I’d be Cables Don’t Tangle Man.
As an American it obviously has to be no healthcare bills man.
I don’t think that one is B tier in the USA.
Can milk anything
I’ve got nipples, can you milk me?
We can certainly try
To actually fall asleep when my head hits the pillow, and then stay asleep until the alarm goes off.
Better: Type in any time to sleep in the bed. No need to set an alarm, just set 7h and done.
Unless there’s no alarm set, otherwise an untimely demise.
Sounds like as good a retirement plan as any. /shrug
He said B Tier! As a lifelong chronic insomniac I’d give almost anything for that ability.
the B-Tier power I’d choose is to control bees
yes the pun is intended
What’s the opposite of procrastination?
Eagerness girl? That… sounds wrong somehow.All hail Productiva, Slayer of Tasks!
My toes are unstubbable
Wow now this is the superpower I want. I’d walk through my house in the dark with WILD ABANDON!
Free refill man. Just point my finger and any beverage is refilled.
Like this?
Sounds more like “solves water crisis man” to me. Point your finger at the colorado river and we are all set.
Your nemesis is Nestle. They want to put you in a locked room in the desert and pump sports drink out of you.
Ah, see I assume some sort of anime rules apply to the power and the larger the vessel the more it would sap my energy.
I guess I would still need to worry about being kidnapped by nestle and being hooked up to a feeding tube and gives to use my powers anyway…
I take perfect shits no matter what. Never constipated or have diahrea. Wipes are always perfectly clean.
Your super hero name is now “Number Two”
B-side Man
Never get bitten by mosquitoes man.
Mosquitos used to find me attractive, but as I aged they didn’t come by no more.
I’d be perfect departure time man. Able to determine exactly when to leave in order to arrive at your destination on time, regardless of traffic, weather, or other conditions encountered along the way.
Not a B tier power, my God you just invented the governments secret delivery method. You’re planning perfect extraction and invasion strategies, nuclear fall back evacuation routes. You just became a national secret, son.
Incredible massage dude. I want to be able to give incredible massages that relax muscles. Maybe the ability to relieve stress by touch. Bonus points if it works on myself, my shoulders suck.
Ooo, this is a good one! Accupressure Boy, able to relieve minor aches and pains, and cure headaches.
That would be a perfectly B tier power.
Definitely support-class hero; the kind that stay back at the base and never risk their life but still contribute.

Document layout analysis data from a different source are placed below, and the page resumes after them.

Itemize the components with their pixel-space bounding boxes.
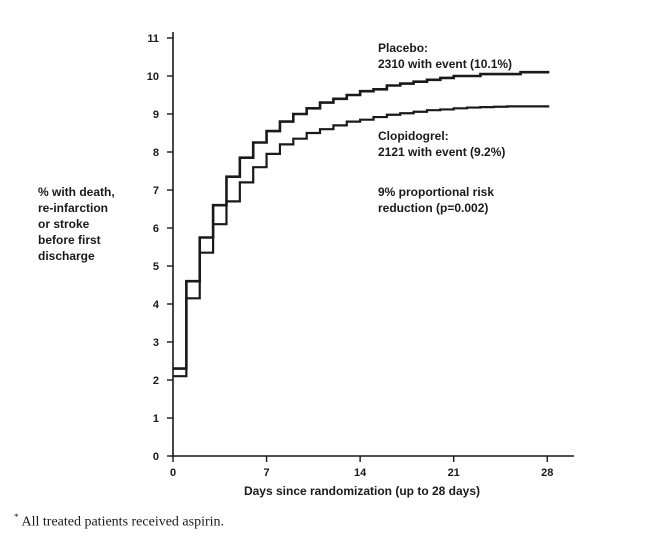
annotation-placebo: Placebo: 2310 with event (10.1%) xyxy=(378,41,512,71)
y-tick-label: 8 xyxy=(153,147,159,159)
y-tick-label: 10 xyxy=(147,71,159,83)
y-tick-label: 4 xyxy=(153,299,160,311)
y-tick-label: 1 xyxy=(153,413,159,425)
annotation-risk: 9% proportional risk reduction (p=0.002) xyxy=(378,185,494,215)
y-axis-title: % with death, re-infarction or stroke befor… xyxy=(38,185,115,263)
series-line-placebo xyxy=(173,70,550,370)
x-tick-label: 21 xyxy=(448,467,460,479)
series-line-clopidogrel xyxy=(173,105,550,378)
annotation-line: Placebo: xyxy=(378,41,428,55)
x-tick-label: 14 xyxy=(354,467,367,479)
y-tick-label: 0 xyxy=(153,451,159,463)
chart-series xyxy=(173,70,550,378)
annotation-line: reduction (p=0.002) xyxy=(378,201,488,215)
y-tick-label: 6 xyxy=(153,223,159,235)
y-tick-label: 2 xyxy=(153,375,159,387)
annotation-line: 2121 with event (9.2%) xyxy=(378,145,505,159)
footnote: * All treated patients received aspirin. xyxy=(14,512,224,531)
y-tick-label: 5 xyxy=(153,261,159,273)
kaplan-meier-chart: 0 1 2 3 4 5 6 7 8 9 10 11 0 7 14 21 28 Placebo: 2310 with… xyxy=(38,32,574,498)
annotation-clopidogrel: Clopidogrel: 2121 with event (9.2%) xyxy=(378,129,505,159)
x-axis-title: Days since randomization (up to 28 days) xyxy=(244,484,480,498)
annotation-line: 9% proportional risk xyxy=(378,185,494,199)
y-axis-title-line: re-infarction xyxy=(38,201,108,215)
y-axis-title-line: discharge xyxy=(38,249,95,263)
y-tick-label: 7 xyxy=(153,185,159,197)
y-axis-title-line: or stroke xyxy=(38,217,90,231)
annotation-line: 2310 with event (10.1%) xyxy=(378,57,512,71)
y-tick-label: 9 xyxy=(153,109,159,121)
x-tick-label: 0 xyxy=(170,467,176,479)
y-axis-title-line: % with death, xyxy=(38,185,115,199)
annotation-line: Clopidogrel: xyxy=(378,129,449,143)
y-axis-title-line: before first xyxy=(38,233,101,247)
y-tick-label: 11 xyxy=(147,33,159,45)
chart-axes: 0 1 2 3 4 5 6 7 8 9 10 11 0 7 14 21 28 xyxy=(147,32,574,479)
y-tick-label: 3 xyxy=(153,337,159,349)
chart-annotations: Placebo: 2310 with event (10.1%) Clopidogr… xyxy=(378,41,512,215)
footnote-text: All treated patients received aspirin. xyxy=(21,514,225,530)
footnote-marker: * xyxy=(14,512,19,522)
x-tick-label: 7 xyxy=(264,467,270,479)
x-tick-label: 28 xyxy=(541,467,553,479)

Once, I wanted to annihilate all bedbugs in the world with a snap of a finger (I would even learn how to snap for this very purpose), just disappear them forever at my will. A single use power, nothing more than that, and I don’t care what that suppose to do to the environment.
For some reason.
Once, I wanted to annihilate all bedbugs in the world
just once?
Well…unless they spontaneously appear or aliens bring them from their planet I don’t think more than once is needed.
Of course maybe another person wants a power to manifest them into the world again.
… I mean if you don’t know how to snap, then you never have snapped. For all you know this actually could be your super power and you haven’t even bothered to find out. With great power comes great responsibility.
I would be Sleep-on-command man
That’s me. The secret is to give up caffeine entirely and stick to a sleep schedule even on weekends.
I did the opposite. I just work so much that I’m exhausted all the time.
If you’re in a state of perma-exhaustion, sleep is easy
B being secondary with A as the highest or tertiary with S as the highest?
If the former, I’ll be Doesn’t Overthink Everything Man
If the latter, I’ll go with Correct Orientation of USB drives and Cables on First Try Man
I too would choose quantum superpositioning USB powers
All dust disintegrates inside a 20 foot (6m) sphere around me at all times.
Edit: forgot the measurement scale
Isn’t dust what you get when things disintegrate?
Yeah gimme some of that real fine dust
Isn’t really fine dust what they are all worried about with microplastics, air quality and such things right now?
I like to think of it as more refined, for the classier cancer.